When he wanted to, Ty Cobb could hit home runs as well as anyone

Babe Ruth and Ty Cobb in 1920, when Ruth was rapidly changing the game in ways that Cobb did not appreciate.

Babe Ruth and Ty Cobb in 1920, when Ruth was rapidly changing the game in ways that Cobb did not appreciate.

By the mid-1920’s, Ty Cobb had long been eclipsed by Babe Ruth as baseball’s brightest star, and biggest drawing card. The Deadball Era was history. It was now the Roaring ‘20’s, the Jazz Age. New York City was the mecca of everything glamorous, the New York Yankees were the game’s mightiest team, and the Sultan of Swat was America’s favorite sporting hero.

If the Bambino was single-handedly responsible for ushering in baseball’s brave new world, then The Georgia Peach was the symbol of scrappy “inside baseball,” the way your granddaddy used to play it. But now, folks came out to the old ballpark to see titanic three-run homers, not well-placed bunts, slap singles, and 1-0 pitching duels. Had the game passed Cobb by?

The greatest player of the Deadball Era disdained the new power game, and clung stubbornly to the old ways. From 1920-1924, while the increase of home runs was redefining baseball strategy, Cobb averaged only seven homers per season for the Detroit Tigers. This was a negligible increase over his 15 seasons prior, when he’d averaged a mere four.

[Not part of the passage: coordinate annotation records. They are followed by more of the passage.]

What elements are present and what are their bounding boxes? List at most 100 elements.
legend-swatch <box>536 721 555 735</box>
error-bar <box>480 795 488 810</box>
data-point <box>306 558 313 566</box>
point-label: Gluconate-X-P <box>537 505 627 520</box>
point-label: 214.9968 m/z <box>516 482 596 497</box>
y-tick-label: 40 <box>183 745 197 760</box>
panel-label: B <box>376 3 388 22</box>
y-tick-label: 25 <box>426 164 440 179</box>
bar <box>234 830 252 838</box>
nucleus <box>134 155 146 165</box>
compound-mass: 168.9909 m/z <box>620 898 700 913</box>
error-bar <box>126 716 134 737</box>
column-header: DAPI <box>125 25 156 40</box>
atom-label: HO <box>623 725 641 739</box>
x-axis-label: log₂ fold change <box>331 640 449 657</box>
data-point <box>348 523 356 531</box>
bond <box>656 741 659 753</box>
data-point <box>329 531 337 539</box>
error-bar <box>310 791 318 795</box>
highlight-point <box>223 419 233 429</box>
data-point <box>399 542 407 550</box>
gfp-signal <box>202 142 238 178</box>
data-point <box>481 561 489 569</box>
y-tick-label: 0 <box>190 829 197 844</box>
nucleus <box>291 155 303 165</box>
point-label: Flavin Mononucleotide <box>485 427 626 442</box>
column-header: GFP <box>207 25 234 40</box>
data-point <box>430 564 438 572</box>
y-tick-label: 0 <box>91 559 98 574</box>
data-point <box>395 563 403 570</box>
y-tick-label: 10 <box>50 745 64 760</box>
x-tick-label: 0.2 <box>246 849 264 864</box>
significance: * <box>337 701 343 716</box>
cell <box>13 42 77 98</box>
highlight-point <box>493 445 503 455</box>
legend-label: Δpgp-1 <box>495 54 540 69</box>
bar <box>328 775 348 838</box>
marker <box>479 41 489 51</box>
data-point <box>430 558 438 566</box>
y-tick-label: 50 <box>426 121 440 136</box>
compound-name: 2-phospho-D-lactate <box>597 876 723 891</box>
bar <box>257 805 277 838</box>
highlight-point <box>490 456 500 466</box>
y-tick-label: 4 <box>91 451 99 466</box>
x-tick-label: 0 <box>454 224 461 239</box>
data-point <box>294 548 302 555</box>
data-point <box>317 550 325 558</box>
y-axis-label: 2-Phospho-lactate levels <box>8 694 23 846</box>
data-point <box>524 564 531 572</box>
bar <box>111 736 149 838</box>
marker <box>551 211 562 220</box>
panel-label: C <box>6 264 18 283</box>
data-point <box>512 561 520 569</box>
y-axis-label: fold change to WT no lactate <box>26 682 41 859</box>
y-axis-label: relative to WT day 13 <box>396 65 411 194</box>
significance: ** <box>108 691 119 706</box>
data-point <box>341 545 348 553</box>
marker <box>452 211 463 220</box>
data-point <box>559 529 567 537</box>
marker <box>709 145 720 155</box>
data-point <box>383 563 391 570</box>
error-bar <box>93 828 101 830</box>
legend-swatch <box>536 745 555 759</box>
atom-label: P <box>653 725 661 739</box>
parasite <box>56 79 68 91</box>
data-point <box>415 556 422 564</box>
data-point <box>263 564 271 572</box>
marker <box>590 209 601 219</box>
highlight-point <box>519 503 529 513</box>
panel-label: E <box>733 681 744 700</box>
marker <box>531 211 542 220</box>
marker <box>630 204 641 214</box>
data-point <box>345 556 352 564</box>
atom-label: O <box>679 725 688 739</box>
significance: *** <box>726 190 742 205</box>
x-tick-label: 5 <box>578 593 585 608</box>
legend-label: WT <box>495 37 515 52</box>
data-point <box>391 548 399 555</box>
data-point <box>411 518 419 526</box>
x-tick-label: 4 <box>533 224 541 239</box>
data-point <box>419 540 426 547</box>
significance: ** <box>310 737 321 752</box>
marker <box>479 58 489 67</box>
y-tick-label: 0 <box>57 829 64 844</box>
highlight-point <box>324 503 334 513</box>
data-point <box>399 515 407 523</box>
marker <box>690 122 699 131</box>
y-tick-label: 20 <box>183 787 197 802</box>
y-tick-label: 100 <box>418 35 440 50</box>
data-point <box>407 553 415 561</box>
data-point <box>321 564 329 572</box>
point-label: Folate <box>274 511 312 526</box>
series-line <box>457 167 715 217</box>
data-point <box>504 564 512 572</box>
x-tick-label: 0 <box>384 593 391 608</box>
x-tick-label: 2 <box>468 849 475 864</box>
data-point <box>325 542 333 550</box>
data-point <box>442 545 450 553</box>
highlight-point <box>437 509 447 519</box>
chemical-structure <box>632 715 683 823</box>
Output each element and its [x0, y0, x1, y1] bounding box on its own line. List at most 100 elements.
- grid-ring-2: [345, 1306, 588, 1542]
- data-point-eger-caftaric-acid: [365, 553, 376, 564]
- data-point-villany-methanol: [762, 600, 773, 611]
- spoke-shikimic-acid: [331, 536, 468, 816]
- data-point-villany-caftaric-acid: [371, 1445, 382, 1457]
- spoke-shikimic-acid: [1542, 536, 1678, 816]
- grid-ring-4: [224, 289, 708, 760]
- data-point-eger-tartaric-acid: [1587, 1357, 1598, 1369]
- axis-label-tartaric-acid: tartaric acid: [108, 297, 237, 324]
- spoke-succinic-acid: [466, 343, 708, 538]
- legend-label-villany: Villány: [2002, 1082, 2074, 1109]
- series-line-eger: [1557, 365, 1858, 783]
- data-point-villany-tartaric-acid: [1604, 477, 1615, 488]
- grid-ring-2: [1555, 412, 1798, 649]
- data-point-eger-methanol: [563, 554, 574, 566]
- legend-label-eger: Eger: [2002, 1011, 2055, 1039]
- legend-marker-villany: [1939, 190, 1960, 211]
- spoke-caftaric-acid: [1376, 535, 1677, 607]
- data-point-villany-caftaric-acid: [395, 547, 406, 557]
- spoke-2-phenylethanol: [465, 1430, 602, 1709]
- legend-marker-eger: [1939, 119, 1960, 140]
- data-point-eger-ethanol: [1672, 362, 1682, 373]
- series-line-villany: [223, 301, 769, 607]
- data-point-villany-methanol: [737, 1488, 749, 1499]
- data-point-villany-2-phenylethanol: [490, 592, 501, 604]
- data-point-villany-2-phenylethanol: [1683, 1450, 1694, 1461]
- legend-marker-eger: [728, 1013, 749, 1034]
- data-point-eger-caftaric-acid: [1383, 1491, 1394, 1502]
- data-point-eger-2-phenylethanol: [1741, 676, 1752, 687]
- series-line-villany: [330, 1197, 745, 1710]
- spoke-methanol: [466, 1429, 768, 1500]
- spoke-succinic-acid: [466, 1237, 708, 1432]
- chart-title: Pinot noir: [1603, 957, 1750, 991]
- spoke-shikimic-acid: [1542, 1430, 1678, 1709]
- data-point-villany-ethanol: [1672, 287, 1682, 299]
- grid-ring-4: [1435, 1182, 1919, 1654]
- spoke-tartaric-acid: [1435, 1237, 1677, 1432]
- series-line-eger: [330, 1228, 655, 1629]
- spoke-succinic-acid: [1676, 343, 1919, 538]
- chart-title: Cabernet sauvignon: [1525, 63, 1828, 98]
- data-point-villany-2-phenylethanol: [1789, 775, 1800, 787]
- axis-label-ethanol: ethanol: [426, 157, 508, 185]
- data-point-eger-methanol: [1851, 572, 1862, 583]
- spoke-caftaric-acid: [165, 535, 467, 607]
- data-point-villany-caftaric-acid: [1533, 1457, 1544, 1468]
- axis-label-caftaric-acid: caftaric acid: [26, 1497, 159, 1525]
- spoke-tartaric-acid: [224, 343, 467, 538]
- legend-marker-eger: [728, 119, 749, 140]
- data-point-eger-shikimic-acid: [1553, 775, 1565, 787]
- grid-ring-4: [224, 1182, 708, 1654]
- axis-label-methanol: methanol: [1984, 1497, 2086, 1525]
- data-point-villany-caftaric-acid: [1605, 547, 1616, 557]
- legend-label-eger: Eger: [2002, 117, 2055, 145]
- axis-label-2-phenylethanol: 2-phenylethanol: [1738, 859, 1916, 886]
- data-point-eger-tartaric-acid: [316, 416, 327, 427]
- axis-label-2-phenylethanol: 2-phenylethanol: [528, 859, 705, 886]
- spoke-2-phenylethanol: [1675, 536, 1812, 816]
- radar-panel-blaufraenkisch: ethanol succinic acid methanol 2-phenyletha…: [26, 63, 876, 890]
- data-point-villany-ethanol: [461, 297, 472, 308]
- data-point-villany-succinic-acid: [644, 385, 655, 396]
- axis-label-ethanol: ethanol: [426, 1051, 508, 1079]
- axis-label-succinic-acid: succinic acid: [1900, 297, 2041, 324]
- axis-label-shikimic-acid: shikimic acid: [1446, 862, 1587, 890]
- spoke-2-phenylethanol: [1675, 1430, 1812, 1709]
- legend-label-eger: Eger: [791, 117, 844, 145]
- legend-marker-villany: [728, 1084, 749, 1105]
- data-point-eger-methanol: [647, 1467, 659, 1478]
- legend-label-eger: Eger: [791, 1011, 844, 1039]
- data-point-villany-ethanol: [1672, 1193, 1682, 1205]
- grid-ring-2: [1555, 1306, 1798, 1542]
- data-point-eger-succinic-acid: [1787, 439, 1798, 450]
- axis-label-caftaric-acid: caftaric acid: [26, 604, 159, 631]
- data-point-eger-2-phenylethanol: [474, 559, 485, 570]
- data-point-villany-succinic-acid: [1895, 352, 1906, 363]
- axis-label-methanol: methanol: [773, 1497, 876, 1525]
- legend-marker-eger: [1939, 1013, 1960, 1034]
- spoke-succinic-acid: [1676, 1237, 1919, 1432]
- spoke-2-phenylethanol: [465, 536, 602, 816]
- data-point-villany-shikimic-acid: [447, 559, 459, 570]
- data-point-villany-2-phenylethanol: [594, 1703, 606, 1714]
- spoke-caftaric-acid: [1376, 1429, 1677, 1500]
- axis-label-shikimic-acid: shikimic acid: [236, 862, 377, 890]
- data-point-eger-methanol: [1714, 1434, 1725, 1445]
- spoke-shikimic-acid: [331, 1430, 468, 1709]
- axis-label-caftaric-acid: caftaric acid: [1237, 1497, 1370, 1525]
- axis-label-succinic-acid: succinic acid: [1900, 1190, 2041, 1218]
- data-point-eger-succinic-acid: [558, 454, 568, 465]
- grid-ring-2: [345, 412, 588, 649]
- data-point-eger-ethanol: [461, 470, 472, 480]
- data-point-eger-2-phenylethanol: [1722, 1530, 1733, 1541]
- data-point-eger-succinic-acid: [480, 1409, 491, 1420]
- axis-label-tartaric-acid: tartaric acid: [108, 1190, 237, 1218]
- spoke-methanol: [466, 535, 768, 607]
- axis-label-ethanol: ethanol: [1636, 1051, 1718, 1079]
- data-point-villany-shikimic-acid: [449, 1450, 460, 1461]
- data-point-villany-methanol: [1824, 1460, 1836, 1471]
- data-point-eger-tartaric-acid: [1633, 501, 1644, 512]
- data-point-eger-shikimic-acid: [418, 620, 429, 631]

Home runs were simply not part of Cobb’s game. By 1925, now 38 years old and player-manager for the Tigers, Cobb may have lost a step or two, but he was still a magician with the bat in his hands.

His baseball team, however, had limped out of the gate. A 4-14 start had the fans groaning. That is where the Tigers’ record stood on the morning of May 5, 1925. That day, and the next, Ty Cobb put on the finest offensive display in his great career. And he did it with power.

Detroit was in Sportsman’s Park in St. Louis, to take on the Browns. The game of the 5th, a Tuesday, Cobb batted six times, with six hits. He also scored four runs and batted in five. But the big surprise was his three home runs. His other extra-base hit that day was a double, giving him 16 total bases, establishing a new modern major league record (the mark has since been tied, and broken, by several players; Shawn Green now holds the big league mark with 19). His three bombs tied him with four other players for the most in a modern-day game (One of the other players was Babe Ruth himself, a fact which must have tickled Cobb to no end.). Incidentally, the Tigers won the game, 14-8.

But Cobb’s hitting spree was far from over. In the next day’s game, also in St. Louis, he went 3-for-6, with two runs scored and six RBIs. He also clouted two more home runs. His five homers in two consecutive games was something that had never been done before, not even by the Bambino. It is a mark that has not been eclipsed to this day, although it has been equaled by 28 players.

Cobb’s two-day output reads thus: nine hits in 12 at-bats (.750), six runs, one double, five homers, 11 RBIs, 25 total bases. His nine hits were made consecutively. On the negative side of the ledger, he was caught stealing once. The Tigers also won the second game by a score of 11-4.

Of course, the footnote to the tale is that, just prior to the first game, Cobb was sitting in the dugout with a reporter and pointed out, “I’ll show you something today. I’m going for home runs for the first time in my career.” Whether the story is apocryphal or not, it makes for a great legend. It also proves that Cobb could indeed hit the long ball when he felt like it.

The next day, however, having proved his point, Cobb went right back to his old style. He did not hit another home run until June 2. He finished with 12 homers in 1925, equaling his career-high. But for at least two days in the middle of the new Home Run Era, Ty Cobb was just as powerful as the great Babe Ruth.